Winner of the $450 Best Five was the team of Debbie Fuller and Angie Pierce aboard Yellow Dog with captain Eric Fuller. The 60-plus pound catch included the second-best fish, a 16.25 chinook landed by Debbie and a 12.15 steelhead by Angie.

Nine boats and 29 women participated in the contest with boats registering four to 12 fish, most of which were lake trout.

Powder Puff Top 10: 1. Laura Ryba, 18.95; 2. Debbie Fuller, 16.25; 3. Devon Blackall, 15.10; 4. Lauren Miskowicz 14.50; 5. Theresa Flerick 14.40; 6. Jessica Follenweider, 13.40; 7. Katie Jasnieski 13.35; 8. April Galbreath, 13.05; 9. Heather Mioskowicz, 12.45; 10. Angie Pierce, 12.15.

• Perch: Here's your perch thought for the week, courtesy of Indiana biologist Ben Dickenson's Facebook post on Thursday: "For anybody that has hammered the perch at one depth, and then wondered where they went a couple hours later, or the next day, take a look at this picture of the temp profiles from the past week. Cold water moving in and out pushes the perch around, sometimes on an hourly basis. The greenish color (64-68 degrees or so) is where the perch are hanging out in big concentrations.Temp probes aren't just for salmon fishermen!"

To see what he is writing about and how current moves blocks of warm water, click on the weather buoy near Michigan City at www.greatlakesbuoys.org then scroll down to the thermistors plot which charts temperatures at depth.

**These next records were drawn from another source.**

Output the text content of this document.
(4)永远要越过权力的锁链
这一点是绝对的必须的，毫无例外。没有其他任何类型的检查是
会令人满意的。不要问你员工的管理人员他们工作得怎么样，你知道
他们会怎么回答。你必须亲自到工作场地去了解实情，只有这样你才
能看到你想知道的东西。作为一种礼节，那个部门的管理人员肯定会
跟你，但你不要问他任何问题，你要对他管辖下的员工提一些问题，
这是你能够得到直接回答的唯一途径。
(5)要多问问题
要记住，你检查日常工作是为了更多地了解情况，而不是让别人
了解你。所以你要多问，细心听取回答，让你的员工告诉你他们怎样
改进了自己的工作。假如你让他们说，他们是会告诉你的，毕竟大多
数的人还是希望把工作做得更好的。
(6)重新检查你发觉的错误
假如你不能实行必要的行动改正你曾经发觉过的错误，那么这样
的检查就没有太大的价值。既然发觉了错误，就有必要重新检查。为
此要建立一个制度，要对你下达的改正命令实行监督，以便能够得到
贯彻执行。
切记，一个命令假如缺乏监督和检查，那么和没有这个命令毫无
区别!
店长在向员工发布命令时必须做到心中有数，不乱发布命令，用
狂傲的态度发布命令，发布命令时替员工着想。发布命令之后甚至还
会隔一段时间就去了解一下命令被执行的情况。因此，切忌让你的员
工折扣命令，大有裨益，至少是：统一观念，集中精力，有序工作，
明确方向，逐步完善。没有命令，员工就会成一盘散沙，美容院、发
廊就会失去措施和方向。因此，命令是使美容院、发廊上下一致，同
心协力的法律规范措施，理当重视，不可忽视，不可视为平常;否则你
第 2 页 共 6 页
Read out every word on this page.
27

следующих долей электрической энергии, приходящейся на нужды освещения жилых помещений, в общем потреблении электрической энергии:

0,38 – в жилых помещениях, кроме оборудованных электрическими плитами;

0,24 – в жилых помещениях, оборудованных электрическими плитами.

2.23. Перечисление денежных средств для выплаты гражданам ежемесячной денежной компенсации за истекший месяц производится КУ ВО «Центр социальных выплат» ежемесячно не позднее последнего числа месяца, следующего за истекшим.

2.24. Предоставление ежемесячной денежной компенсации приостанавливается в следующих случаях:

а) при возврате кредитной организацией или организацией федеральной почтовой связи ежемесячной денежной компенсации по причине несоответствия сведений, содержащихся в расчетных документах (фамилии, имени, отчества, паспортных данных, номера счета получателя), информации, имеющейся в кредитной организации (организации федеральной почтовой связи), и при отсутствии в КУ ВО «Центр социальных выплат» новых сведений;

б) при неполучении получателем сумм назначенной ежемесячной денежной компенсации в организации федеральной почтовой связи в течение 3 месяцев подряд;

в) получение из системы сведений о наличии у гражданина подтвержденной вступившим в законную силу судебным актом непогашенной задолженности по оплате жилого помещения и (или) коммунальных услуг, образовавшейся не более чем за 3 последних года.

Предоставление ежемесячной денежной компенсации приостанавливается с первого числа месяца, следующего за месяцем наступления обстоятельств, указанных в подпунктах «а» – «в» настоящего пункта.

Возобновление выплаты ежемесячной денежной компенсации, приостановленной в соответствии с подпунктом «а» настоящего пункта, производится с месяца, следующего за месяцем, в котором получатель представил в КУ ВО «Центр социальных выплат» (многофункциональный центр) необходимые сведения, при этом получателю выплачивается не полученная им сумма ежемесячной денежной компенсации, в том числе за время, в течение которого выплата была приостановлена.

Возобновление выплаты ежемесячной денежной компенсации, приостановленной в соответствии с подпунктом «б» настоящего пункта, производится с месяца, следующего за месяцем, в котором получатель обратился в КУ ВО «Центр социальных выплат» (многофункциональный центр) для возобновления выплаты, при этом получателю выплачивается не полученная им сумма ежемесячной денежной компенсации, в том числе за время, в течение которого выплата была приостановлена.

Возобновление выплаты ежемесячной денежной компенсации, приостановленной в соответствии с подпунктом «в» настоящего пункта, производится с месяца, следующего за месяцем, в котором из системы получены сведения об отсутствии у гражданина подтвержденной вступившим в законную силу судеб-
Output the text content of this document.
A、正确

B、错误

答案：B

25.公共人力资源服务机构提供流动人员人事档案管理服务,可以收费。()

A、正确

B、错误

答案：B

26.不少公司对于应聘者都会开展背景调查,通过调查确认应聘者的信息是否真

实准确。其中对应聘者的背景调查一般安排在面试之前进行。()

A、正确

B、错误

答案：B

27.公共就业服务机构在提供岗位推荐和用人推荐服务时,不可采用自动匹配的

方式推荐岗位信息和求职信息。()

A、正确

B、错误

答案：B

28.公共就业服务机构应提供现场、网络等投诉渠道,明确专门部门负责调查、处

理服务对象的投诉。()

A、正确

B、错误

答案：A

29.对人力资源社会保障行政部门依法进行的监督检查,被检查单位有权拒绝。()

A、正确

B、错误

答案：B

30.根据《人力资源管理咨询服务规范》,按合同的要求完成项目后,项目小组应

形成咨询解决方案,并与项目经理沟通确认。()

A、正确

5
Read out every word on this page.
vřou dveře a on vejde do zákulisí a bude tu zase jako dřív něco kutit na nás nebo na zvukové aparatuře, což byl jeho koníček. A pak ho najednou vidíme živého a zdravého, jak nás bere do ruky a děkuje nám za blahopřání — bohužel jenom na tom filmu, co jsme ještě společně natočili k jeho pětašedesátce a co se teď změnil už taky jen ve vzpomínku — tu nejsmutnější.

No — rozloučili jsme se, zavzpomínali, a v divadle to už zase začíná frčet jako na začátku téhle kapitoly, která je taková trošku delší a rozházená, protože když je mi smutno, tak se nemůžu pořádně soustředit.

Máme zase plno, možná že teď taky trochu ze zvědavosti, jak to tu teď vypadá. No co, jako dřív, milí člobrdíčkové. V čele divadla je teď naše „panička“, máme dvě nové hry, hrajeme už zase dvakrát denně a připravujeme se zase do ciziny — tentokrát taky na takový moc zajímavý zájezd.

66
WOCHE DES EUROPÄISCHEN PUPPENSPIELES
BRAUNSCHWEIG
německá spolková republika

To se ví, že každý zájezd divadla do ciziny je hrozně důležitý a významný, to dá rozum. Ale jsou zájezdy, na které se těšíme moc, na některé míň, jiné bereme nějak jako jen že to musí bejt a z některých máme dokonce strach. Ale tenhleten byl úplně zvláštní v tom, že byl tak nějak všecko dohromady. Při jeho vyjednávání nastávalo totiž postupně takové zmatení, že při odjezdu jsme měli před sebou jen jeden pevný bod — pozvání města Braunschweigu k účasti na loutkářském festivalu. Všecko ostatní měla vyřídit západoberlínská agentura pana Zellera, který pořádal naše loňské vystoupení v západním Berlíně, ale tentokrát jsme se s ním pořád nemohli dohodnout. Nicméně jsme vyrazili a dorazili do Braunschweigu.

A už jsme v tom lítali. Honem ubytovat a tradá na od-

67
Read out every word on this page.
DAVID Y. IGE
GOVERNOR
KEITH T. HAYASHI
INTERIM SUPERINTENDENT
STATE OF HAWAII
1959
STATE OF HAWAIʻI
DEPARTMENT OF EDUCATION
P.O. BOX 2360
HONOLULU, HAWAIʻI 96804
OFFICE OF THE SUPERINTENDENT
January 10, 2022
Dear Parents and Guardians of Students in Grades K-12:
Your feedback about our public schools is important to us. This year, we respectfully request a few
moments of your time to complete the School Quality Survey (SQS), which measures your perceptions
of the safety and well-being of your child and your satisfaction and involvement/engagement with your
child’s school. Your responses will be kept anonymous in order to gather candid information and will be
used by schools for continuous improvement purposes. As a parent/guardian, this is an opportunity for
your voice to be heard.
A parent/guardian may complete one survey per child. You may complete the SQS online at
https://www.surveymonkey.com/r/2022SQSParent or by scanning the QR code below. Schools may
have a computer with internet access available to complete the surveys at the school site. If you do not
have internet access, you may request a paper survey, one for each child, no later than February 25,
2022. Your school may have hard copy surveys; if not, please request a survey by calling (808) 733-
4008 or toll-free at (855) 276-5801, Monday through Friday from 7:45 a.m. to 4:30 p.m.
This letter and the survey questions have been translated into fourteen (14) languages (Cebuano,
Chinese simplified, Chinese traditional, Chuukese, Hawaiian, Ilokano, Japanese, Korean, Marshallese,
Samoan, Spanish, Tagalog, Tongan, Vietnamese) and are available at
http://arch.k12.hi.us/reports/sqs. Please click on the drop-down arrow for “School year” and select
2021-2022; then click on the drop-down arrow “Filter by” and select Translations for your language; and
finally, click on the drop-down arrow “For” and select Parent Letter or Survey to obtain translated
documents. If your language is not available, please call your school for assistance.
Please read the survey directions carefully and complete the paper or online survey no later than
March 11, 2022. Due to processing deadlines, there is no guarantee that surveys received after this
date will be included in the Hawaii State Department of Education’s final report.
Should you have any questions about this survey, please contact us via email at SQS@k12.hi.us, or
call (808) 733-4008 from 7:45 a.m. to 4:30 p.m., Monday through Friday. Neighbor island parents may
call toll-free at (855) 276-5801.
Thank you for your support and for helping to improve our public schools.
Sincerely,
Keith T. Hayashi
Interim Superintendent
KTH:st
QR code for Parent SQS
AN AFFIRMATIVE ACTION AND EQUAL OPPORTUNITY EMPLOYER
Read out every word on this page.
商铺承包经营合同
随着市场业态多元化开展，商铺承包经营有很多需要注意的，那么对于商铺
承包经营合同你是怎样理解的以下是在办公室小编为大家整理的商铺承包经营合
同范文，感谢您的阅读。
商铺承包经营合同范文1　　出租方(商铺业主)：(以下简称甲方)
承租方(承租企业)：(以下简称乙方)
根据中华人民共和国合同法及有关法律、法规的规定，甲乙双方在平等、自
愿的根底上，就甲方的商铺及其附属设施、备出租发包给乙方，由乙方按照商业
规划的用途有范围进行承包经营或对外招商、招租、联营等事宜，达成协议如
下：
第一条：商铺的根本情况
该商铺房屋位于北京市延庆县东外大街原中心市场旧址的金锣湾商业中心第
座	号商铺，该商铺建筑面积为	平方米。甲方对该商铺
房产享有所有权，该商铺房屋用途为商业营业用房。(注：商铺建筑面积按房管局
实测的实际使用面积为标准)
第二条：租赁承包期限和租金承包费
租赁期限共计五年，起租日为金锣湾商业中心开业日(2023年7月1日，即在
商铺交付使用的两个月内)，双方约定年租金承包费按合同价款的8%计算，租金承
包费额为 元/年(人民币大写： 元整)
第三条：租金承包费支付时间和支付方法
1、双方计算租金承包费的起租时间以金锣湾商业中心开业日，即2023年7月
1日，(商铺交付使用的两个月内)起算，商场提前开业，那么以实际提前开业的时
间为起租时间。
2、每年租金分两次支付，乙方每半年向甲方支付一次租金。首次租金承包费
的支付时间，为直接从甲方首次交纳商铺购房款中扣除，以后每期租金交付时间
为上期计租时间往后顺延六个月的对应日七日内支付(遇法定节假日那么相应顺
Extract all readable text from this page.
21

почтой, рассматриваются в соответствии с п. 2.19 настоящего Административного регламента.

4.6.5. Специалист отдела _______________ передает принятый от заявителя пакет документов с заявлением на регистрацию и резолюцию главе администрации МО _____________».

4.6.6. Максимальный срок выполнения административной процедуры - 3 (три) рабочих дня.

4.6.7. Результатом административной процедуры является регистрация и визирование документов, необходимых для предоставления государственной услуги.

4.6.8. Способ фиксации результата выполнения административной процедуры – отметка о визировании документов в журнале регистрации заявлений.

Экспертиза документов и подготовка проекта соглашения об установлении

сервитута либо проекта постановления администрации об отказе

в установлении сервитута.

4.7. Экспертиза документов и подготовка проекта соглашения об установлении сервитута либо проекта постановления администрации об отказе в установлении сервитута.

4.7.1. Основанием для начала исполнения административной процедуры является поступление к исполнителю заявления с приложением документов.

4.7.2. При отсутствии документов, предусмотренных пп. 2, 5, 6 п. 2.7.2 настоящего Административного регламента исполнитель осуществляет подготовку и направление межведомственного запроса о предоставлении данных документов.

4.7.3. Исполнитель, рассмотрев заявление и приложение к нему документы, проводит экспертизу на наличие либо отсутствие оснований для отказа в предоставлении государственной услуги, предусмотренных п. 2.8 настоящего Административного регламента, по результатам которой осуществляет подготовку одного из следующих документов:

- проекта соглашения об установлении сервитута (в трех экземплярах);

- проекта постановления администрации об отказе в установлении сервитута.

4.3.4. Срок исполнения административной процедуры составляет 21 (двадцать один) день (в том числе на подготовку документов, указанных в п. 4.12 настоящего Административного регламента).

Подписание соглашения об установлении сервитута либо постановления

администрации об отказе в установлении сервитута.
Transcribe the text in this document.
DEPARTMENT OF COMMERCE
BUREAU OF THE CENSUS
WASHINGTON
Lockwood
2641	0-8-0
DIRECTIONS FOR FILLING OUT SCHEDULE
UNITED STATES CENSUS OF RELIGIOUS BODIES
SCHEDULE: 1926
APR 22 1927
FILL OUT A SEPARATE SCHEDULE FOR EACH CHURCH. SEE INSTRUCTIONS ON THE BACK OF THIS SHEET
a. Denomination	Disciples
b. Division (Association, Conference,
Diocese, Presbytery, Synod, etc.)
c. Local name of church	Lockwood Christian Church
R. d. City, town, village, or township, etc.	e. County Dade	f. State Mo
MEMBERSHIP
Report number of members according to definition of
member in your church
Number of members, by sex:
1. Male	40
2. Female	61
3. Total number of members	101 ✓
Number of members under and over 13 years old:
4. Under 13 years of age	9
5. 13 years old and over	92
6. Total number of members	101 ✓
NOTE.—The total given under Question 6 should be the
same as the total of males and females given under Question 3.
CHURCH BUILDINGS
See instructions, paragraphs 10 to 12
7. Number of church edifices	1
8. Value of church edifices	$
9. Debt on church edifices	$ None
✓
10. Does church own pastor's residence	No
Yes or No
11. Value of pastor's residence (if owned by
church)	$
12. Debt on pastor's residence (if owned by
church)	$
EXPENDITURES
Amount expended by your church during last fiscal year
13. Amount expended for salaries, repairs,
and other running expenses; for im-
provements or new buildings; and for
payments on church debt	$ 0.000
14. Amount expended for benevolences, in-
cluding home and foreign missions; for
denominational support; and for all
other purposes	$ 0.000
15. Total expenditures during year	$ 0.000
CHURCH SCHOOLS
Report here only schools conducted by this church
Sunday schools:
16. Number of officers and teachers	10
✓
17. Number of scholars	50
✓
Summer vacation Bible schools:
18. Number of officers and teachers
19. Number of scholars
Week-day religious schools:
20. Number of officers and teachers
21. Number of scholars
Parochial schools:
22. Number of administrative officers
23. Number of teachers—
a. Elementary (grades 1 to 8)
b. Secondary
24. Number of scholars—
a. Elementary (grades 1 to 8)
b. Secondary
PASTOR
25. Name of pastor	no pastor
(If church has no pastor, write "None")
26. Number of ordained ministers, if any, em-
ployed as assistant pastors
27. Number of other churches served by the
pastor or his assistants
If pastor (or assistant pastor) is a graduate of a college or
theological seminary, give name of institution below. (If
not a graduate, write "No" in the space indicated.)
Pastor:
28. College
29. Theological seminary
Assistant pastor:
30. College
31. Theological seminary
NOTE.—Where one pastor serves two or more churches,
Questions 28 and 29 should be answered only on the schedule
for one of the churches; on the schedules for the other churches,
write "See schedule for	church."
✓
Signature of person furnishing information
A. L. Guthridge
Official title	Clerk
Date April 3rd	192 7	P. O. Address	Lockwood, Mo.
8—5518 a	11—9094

• Kongs: There are chinook, there are kings and then there are kongs (as in King Kong). Several more 30-plus pound, kong-sized kings were caught in northern Lake Michigan this week topped by a 35.46-pouder which is leading the July 23-31 Kewaumee/Door County Salmon Tournament as of Thursday.

• State Fair Steelies: Michigan City steelhead, captured, donated and processed by the Northwest Indiana Steelheaders during Skamania Mania, provide an exotic taste for Indianapolis State Far goers.

The DNR's Taste of the Wild cookout starts at 11 a.m., on Aug. 6 and features a slew of free samples. Past menus have included barbequed beaver, muskrat hams, turtle stew, Asian carp and a variety of venison dishes. For a complete list of DNR events during the Aug. 5-21 State Fair, see dnr.IN.gov/statefair.

• Boat show: The Chicagoland In-Water Boat Show at Michigan City is Aug. 11-14 in Washington Park. For complete information, see www.michigancityboatshow.com.